I'd been keen to see, too, how Paris would make you write. It's an inexplicable curiosity, I know, as if the air and earth and buildings and landscapes around the person have any authoritative dictates on the landscapes inside his head or whichever part of him his writing comes from. Whichever part it comes from, and whether there are any dictates or not, and if there are whatever they are, the end effect is exciting. I liked the post very much.

Dheeraj said...

@ Basanth

A wise old man once gave me a lesson in being polite,
"My boy, stand fast in the face of words meant to incite
because it don't matter if your ceiling's black or white,
this kind world will always sneak up on you with its gentle spite."

:P :D

Dheeraj said...

@ Sushant

Thanks for the generous comment. Always a pleasure to see that, especially in an age that's so unreasonably, and if I may say, even lazily, obsessed with saving up on its word count. Which also, almost absent-mindedly, answers your point about "long sentences".

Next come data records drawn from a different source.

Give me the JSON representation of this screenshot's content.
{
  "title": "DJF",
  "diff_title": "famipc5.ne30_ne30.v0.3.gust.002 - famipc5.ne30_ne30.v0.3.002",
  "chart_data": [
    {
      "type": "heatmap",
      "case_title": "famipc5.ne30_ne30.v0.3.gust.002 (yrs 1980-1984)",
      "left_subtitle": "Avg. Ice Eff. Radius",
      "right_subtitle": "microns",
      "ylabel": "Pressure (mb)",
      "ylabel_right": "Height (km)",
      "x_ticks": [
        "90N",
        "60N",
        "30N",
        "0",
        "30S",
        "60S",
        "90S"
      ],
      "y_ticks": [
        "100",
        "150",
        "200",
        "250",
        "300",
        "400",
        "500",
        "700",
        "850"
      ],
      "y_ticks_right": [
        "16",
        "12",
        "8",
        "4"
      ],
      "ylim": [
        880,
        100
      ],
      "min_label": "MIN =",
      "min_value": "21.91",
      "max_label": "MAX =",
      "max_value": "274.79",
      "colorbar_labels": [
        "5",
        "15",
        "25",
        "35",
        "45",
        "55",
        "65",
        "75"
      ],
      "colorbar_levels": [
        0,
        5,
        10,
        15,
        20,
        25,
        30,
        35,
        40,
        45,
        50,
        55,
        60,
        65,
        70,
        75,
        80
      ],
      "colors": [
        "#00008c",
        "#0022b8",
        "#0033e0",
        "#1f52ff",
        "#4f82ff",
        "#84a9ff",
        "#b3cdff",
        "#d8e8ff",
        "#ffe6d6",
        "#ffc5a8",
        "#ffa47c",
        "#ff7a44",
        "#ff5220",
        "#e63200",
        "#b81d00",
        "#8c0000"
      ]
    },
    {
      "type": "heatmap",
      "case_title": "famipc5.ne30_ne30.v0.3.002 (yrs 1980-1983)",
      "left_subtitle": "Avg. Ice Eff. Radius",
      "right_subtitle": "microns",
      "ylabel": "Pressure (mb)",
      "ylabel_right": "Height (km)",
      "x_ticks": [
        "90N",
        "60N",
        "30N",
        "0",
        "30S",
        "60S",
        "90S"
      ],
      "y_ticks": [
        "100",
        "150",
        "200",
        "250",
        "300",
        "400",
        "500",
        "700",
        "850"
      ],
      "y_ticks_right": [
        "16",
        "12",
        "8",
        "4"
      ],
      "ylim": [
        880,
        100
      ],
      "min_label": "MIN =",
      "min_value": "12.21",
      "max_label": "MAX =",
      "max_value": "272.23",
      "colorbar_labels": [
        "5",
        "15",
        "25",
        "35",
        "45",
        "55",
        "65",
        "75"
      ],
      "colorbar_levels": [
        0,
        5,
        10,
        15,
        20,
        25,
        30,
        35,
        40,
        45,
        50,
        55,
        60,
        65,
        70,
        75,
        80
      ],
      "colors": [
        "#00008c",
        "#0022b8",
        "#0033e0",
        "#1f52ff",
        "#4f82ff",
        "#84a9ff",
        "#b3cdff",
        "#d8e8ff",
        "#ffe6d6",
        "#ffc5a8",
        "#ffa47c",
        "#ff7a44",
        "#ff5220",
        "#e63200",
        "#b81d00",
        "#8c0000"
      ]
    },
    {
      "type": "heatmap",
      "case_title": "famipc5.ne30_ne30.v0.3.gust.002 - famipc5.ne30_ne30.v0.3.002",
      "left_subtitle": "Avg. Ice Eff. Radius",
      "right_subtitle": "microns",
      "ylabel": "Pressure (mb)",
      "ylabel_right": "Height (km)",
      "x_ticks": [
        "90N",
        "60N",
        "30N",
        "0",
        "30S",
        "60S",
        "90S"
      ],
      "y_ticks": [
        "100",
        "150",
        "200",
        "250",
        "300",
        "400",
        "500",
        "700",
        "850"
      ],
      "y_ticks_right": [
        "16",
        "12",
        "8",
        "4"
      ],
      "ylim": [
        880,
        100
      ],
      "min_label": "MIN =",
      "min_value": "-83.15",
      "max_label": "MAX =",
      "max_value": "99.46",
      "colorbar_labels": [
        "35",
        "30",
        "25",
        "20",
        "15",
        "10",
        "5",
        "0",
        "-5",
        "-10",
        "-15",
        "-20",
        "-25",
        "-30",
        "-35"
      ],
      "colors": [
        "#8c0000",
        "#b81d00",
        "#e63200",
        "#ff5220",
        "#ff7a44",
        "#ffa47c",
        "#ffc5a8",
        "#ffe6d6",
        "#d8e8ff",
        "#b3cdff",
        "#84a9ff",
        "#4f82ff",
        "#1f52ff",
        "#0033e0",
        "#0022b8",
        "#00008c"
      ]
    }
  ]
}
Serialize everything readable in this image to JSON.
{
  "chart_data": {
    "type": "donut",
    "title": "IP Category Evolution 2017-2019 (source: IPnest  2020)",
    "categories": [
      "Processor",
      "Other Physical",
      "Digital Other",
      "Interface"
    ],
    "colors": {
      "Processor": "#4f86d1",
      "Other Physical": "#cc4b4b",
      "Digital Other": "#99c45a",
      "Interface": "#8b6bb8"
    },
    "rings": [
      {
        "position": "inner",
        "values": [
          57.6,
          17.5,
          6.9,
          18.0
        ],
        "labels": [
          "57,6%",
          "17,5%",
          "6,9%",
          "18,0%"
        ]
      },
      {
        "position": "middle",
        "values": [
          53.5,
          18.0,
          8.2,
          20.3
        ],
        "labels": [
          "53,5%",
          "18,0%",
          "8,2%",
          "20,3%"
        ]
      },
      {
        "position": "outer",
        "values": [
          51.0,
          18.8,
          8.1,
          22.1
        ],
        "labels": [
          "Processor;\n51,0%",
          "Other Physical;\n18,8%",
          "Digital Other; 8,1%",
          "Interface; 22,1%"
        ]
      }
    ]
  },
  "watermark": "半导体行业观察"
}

In a society that prides itself on its purposefulness and optimisation, in the process snottily frowning upon digression and randomness, I don't think we can expect anything less. Evolution taught us, they'd proudly tell you, with all their esoteric references and miracle-inducing charts, that no man ever stupid enough to be so profligate or purposeless managed to be productive. And so, that's what it all comes down to, as all things inevitably seem to do in the end, a question of stupidity. And mercifully for me, it just so happens that I am incontrovertibly convinced of my own stupidity.

Dwiti R said...

as usual, a pleasure to read your blog... don't have your kind of artistry for words, so would just leave it at .. Brilliant !!!

aminura ytrobarkahc said...

Important as it is to be appreciated sir, i dont think you should fret about if in the vast world,teeming with billion, there is one person who looks forward to reading your posts; there are innumerable am sure who would read them to get inspired or to attain the realisation that there are pinnacles of literary brilliance that they did not even knew, could exist...
In the infinite space of the world wide web, there is a corner that you occupy and let it expand.